We finished the day with a long discussion about the themes we have covered so far. Stephen started the conversation with questions concerning Andy's approach to the lab coat. The response that for an artist a lab coat is a ceremonial item brought up the question of how the clothing you wear affects your experience and/or how you engage with a situation.  The playfulness that was discussed in Rupert's talk is brought out in a thinking by doing process and the lab coat is also part of this process. It is clear that we cannot reach significant conclusions in our week long workshop but what we can do is think as we do - it's about the doing not the result. This hands on approach can help when developing conceptual thinking around this subject, the process that you follow gives you the tools to be able to converse about this.

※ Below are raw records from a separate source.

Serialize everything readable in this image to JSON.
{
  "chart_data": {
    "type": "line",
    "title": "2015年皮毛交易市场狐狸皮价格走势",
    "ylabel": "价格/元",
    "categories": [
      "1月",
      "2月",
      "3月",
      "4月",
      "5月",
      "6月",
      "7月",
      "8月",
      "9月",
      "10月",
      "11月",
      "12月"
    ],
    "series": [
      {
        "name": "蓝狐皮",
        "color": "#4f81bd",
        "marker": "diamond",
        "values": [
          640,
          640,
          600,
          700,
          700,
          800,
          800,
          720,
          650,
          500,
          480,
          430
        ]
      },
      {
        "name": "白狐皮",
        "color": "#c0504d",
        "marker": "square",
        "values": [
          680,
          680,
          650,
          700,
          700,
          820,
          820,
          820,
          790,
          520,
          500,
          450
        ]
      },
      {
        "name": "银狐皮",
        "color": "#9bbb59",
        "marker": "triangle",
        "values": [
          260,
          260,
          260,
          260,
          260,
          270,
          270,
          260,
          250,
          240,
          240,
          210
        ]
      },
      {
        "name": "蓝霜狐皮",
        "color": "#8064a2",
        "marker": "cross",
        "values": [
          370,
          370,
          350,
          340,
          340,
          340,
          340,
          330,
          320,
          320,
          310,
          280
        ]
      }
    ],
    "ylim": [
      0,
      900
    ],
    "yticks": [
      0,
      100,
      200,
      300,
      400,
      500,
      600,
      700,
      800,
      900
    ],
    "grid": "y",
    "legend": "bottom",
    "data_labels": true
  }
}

After this we moved onto criticism of some of the approaches that had been brought up earlier in the day i.e. BioBricks. Rupert's approach is different  and involves altering the environment to enable certain characteristics to evolve from the top down and bottom up. The environment, the relationship between the organism and the environment. Can bio-organism be designed as circuit? Rupert has a well defined goal and he just sets up a pathway to get there. It is not just feedback, there is a pattern. If evolution is evolving randomly then they are evolving individually, they will never get to exactly the same point, but close, they still have the same patterns and a lot of over-crossing.  It is important to remember that the environment is the selective force that alters the behaviour, we are creating changes and alternations within diets, for example. Laura then states something beautiful "When we change the world we change also and when we change, the world also changes". The environment is always acting on us.

We end the day with Oron opening the question about ethics, the use of language i.e. Nature, as a limiting force and the contrast in thinking concerning Western and Eastern philosophy and nature perceived in a religious context. How do we proceed when we will never have a shared ethic across the world. In the end of our discussion Oron asks "What is responsibility?" for us to consider.